After running a complete test with smartctl -t long /dev/sda
:
Vendor Specific SMART Attributes with Thresholds:
ID# ATTRIBUTE_NAME FLAG VALUE WORST THRESH TYPE UPDATED WHEN_FAILED RAW_VALUE
1 Raw_Read_Error_Rate 0x000b 100 100 062 Pre-fail Always - 0
2 Throughput_Performance 0x0005 100 100 040 Pre-fail Offline - 0
3 Spin_Up_Time 0x0007 153 153 033 Pre-fail Always - 1
4 Start_Stop_Count 0x0012 100 100 000 Old_age Always - 11
5 Reallocated_Sector_Ct 0x0033 100 100 005 Pre-fail Always - 0
7 Seek_Error_Rate 0x000b 100 100 067 Pre-fail Always - 0
8 Seek_Time_Performance 0x0005 100 100 040 Pre-fail Offline - 0
9 Power_On_Hours 0x0012 094 094 000 Old_age Always - 3022
10 Spin_Retry_Count 0x0013 100 100 060 Pre-fail Always - 0
12 Power_Cycle_Count 0x0032 100 100 000 Old_age Always - 4
191 G-Sense_Error_Rate 0x000a 100 100 000 Old_age Always - 0
192 Power-Off_Retract_Count 0x0032 100 100 000 Old_age Always - 3
193 Load_Cycle_Count 0x0012 100 100 000 Old_age Always - 50
194 Temperature_Celsius 0x0002 206 206 000 Old_age Always - 29 (Min/Max 19/30)

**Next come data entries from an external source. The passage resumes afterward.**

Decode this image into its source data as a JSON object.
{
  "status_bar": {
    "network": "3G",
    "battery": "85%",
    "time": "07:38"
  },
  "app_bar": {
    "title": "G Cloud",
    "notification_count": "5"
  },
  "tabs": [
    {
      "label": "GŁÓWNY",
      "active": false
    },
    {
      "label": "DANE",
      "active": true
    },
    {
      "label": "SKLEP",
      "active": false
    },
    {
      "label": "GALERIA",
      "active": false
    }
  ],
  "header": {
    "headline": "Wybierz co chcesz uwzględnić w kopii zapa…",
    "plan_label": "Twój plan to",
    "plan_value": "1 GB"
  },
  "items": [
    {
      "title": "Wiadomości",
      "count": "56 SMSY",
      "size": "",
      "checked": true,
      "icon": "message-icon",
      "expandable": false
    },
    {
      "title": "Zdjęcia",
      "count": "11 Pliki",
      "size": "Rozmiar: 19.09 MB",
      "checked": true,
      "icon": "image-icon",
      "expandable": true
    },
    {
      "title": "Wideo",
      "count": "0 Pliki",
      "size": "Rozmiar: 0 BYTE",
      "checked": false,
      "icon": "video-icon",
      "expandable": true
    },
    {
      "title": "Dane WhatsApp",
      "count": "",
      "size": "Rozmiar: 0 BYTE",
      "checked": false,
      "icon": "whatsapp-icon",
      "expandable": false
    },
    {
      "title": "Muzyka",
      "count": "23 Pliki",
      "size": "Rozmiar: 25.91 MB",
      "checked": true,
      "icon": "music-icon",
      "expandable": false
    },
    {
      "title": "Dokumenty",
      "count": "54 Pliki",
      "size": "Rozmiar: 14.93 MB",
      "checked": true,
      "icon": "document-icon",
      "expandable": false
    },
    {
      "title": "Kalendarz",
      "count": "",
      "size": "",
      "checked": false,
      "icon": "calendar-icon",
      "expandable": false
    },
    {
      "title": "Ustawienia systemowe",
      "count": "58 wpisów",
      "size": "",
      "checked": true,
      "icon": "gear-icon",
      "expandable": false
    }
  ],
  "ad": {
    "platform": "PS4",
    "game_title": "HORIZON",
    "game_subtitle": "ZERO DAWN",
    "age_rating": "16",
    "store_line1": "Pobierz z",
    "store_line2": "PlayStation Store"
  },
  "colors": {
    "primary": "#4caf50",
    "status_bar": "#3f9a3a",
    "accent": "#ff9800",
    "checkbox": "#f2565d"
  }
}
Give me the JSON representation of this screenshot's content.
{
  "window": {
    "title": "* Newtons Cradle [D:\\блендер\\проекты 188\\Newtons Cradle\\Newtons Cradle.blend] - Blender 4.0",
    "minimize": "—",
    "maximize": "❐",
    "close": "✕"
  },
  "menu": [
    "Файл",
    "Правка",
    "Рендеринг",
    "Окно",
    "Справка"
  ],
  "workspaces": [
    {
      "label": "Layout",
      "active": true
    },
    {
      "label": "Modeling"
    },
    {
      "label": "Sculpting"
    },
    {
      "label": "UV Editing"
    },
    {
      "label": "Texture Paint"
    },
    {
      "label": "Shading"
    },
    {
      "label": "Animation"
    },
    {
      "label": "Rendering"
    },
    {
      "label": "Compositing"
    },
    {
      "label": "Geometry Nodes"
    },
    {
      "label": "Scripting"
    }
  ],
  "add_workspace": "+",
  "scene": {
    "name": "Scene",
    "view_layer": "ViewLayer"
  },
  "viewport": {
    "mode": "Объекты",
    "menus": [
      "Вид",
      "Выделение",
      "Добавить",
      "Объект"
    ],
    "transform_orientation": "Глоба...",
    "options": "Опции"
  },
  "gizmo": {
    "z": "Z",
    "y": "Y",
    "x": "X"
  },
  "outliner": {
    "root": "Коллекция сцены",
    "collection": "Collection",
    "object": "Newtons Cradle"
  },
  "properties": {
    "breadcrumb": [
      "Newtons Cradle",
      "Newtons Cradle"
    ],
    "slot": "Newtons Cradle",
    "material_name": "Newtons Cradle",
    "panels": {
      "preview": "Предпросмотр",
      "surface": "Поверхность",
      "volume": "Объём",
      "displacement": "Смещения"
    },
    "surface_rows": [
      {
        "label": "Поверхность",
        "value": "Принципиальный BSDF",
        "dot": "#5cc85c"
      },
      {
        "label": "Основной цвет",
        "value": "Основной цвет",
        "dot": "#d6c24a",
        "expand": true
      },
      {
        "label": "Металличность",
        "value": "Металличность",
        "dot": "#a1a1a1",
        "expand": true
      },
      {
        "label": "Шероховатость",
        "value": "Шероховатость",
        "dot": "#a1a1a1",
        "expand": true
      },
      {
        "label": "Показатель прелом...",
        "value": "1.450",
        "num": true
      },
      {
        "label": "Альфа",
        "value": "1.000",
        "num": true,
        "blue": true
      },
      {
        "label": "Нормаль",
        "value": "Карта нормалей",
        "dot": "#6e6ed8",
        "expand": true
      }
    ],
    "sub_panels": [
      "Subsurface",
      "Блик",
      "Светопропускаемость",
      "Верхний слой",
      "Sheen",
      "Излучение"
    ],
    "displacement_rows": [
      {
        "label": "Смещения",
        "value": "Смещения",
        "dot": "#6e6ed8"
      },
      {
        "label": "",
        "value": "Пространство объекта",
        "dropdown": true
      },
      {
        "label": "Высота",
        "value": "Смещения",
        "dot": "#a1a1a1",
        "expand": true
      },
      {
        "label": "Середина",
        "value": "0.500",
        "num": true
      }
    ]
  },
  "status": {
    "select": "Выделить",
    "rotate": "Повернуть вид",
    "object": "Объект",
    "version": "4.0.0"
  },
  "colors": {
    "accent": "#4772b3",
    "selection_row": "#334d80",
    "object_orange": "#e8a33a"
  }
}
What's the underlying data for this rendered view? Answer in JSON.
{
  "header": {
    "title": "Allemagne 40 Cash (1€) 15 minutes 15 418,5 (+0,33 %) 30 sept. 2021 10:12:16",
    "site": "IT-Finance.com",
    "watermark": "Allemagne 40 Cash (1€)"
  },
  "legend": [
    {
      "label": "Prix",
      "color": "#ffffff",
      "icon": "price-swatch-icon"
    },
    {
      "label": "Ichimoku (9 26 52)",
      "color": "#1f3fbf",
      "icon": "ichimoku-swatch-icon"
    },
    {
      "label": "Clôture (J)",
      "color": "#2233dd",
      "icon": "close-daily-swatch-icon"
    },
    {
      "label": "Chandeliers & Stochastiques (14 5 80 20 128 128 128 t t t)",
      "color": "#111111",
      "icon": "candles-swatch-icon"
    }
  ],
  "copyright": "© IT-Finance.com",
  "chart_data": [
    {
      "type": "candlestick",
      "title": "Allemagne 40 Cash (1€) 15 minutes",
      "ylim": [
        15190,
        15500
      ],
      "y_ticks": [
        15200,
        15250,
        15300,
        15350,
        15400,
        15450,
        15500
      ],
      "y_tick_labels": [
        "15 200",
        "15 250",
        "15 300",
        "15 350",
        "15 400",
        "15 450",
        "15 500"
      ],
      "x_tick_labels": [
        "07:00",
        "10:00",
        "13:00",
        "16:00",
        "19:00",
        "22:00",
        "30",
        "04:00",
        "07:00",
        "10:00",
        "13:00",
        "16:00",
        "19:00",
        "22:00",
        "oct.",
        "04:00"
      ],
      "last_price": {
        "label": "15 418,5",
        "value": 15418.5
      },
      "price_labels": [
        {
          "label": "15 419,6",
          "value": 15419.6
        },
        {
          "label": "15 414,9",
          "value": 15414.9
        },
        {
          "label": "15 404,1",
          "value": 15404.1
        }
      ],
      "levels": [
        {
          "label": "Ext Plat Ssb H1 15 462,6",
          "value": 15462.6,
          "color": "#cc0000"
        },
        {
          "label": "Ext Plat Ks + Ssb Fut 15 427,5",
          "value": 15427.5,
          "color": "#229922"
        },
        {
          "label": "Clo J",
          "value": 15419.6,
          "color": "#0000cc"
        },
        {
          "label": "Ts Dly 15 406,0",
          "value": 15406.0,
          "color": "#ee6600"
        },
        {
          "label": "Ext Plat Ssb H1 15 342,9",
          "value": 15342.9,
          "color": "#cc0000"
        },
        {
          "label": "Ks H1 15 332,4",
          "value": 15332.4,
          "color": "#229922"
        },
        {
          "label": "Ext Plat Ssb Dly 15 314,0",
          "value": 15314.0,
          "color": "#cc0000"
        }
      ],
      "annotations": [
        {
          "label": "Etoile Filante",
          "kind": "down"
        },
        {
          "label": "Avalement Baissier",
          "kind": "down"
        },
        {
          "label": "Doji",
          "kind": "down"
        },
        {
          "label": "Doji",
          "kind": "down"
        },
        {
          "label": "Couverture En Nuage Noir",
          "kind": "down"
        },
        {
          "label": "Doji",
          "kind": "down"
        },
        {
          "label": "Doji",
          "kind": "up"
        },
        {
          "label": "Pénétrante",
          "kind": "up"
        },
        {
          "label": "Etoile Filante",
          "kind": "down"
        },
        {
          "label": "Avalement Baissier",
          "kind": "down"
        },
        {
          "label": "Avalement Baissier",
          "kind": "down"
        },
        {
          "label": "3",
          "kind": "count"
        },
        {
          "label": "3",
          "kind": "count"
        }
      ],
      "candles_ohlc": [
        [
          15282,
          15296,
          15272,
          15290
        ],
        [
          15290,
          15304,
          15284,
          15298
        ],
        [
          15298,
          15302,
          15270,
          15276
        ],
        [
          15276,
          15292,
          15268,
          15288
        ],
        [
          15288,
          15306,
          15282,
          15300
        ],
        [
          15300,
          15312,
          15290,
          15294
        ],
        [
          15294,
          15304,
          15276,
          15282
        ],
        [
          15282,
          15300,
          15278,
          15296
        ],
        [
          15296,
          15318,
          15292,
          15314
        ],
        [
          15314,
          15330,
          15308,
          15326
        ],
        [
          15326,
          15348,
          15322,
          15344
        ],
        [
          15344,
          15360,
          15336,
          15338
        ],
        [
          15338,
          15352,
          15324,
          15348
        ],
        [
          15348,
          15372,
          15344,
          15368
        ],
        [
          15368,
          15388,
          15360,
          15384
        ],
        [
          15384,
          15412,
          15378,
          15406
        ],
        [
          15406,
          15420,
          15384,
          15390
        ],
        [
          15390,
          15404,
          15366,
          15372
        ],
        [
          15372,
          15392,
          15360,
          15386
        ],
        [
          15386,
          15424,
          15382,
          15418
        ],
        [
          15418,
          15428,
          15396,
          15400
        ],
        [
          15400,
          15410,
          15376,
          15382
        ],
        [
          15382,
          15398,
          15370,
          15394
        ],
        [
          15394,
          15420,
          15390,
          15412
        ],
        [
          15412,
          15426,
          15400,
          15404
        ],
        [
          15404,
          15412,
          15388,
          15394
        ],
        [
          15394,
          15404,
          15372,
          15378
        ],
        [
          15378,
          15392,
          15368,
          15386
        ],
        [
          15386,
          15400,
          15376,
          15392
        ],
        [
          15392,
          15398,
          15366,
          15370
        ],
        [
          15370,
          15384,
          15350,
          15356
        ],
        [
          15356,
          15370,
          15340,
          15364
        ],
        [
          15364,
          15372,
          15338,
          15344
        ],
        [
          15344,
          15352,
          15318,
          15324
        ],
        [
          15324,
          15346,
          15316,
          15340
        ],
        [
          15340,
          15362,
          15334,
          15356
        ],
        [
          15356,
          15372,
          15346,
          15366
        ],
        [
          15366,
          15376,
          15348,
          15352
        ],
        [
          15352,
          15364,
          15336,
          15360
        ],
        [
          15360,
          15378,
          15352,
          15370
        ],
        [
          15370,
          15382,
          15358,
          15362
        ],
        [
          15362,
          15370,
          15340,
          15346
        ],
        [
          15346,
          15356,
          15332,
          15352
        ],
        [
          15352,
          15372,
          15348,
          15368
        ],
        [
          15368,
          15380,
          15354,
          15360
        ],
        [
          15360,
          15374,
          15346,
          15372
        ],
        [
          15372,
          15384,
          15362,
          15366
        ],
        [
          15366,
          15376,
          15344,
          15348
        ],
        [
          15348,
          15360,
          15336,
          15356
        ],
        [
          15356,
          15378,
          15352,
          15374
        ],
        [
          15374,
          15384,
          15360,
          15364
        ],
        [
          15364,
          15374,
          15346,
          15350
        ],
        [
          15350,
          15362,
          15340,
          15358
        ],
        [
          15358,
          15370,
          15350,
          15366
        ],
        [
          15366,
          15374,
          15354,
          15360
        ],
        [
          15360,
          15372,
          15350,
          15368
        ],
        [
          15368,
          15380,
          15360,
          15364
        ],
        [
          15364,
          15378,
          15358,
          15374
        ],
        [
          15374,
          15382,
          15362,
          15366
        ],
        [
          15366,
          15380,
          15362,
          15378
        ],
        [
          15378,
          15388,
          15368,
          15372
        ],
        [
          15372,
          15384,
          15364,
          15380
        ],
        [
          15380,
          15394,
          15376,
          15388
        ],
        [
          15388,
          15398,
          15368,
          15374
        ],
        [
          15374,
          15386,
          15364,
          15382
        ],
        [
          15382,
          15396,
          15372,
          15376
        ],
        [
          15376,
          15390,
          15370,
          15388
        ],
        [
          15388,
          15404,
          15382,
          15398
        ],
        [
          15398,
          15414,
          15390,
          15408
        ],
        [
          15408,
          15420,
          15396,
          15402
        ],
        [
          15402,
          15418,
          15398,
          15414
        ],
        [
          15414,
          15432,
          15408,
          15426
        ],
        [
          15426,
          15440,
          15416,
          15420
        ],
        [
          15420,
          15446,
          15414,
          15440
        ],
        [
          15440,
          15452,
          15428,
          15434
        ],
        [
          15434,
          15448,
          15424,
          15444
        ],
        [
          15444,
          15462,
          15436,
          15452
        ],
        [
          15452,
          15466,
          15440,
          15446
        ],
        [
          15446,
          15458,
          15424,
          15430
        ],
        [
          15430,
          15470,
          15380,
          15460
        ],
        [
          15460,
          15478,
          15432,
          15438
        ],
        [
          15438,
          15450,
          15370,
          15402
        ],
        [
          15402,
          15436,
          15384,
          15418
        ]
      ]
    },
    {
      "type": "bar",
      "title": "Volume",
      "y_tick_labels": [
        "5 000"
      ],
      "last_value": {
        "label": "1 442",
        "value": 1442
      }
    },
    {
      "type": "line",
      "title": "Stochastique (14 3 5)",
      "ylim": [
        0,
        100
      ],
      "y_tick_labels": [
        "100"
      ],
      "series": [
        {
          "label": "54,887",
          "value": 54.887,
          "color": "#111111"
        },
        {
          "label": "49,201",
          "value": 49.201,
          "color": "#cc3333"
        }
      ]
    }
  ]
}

196 Reallocated_Event_Count 0x0032 100 100 000 Old_age Always - 0
197 Current_Pending_Sector 0x0022 100 100 000 Old_age Always - 0
198 Offline_Uncorrectable 0x0008 100 100 000 Old_age Offline - 0
199 UDMA_CRC_Error_Count 0x000a 200 200 000 Old_age Always - 0
223 Load_Retry_Count 0x000a 100 100 000 Old_age Always - 0
SMART Error Log Version: 1
No Errors Logged
Disk performance with hdparm (tested from recue with FS not mounted):
hdparm -Tt /dev/sda
/dev/sda:
Timing cached reads: 2836 MB in 2.00 seconds = 1418.58 MB/sec
Timing buffered disk reads: 236 MB in 3.01 seconds = 78.51 MB/sec
That seems very slow to me, eventhough SMART doesn't show any error, it might be a hardware issue…
Moreover, FS seems sane:
e2fsck /dev/sda2
e2fsck 1.42.9 (4-Feb-2014)
/dev/sda2 : clean, 314622/60956672 files, 12081169/243818240 blocks
The issue was coming from the hard drive. As hdparm results show, the disk was underperforming, thus generating much IO wait and slowing down the system.
Best Answer
Based on what you provided issues with disk seem likely. I recommend running SMART tests such as smartctl -t short /dev/sda and seeing the result. Should the results include many bad sectors and errors, that should be a give away.
If your smart test does not yield any answers within a short timeframe it is either under heavy stress (not likely from your story) or faulty. Possibly the constant error correcting could be creating tremendous overhead.
I'd be curious to know what disk performance you manage when all non-essential services are shut down. Please run hdparm -Tt /dev/sda and share the results with us.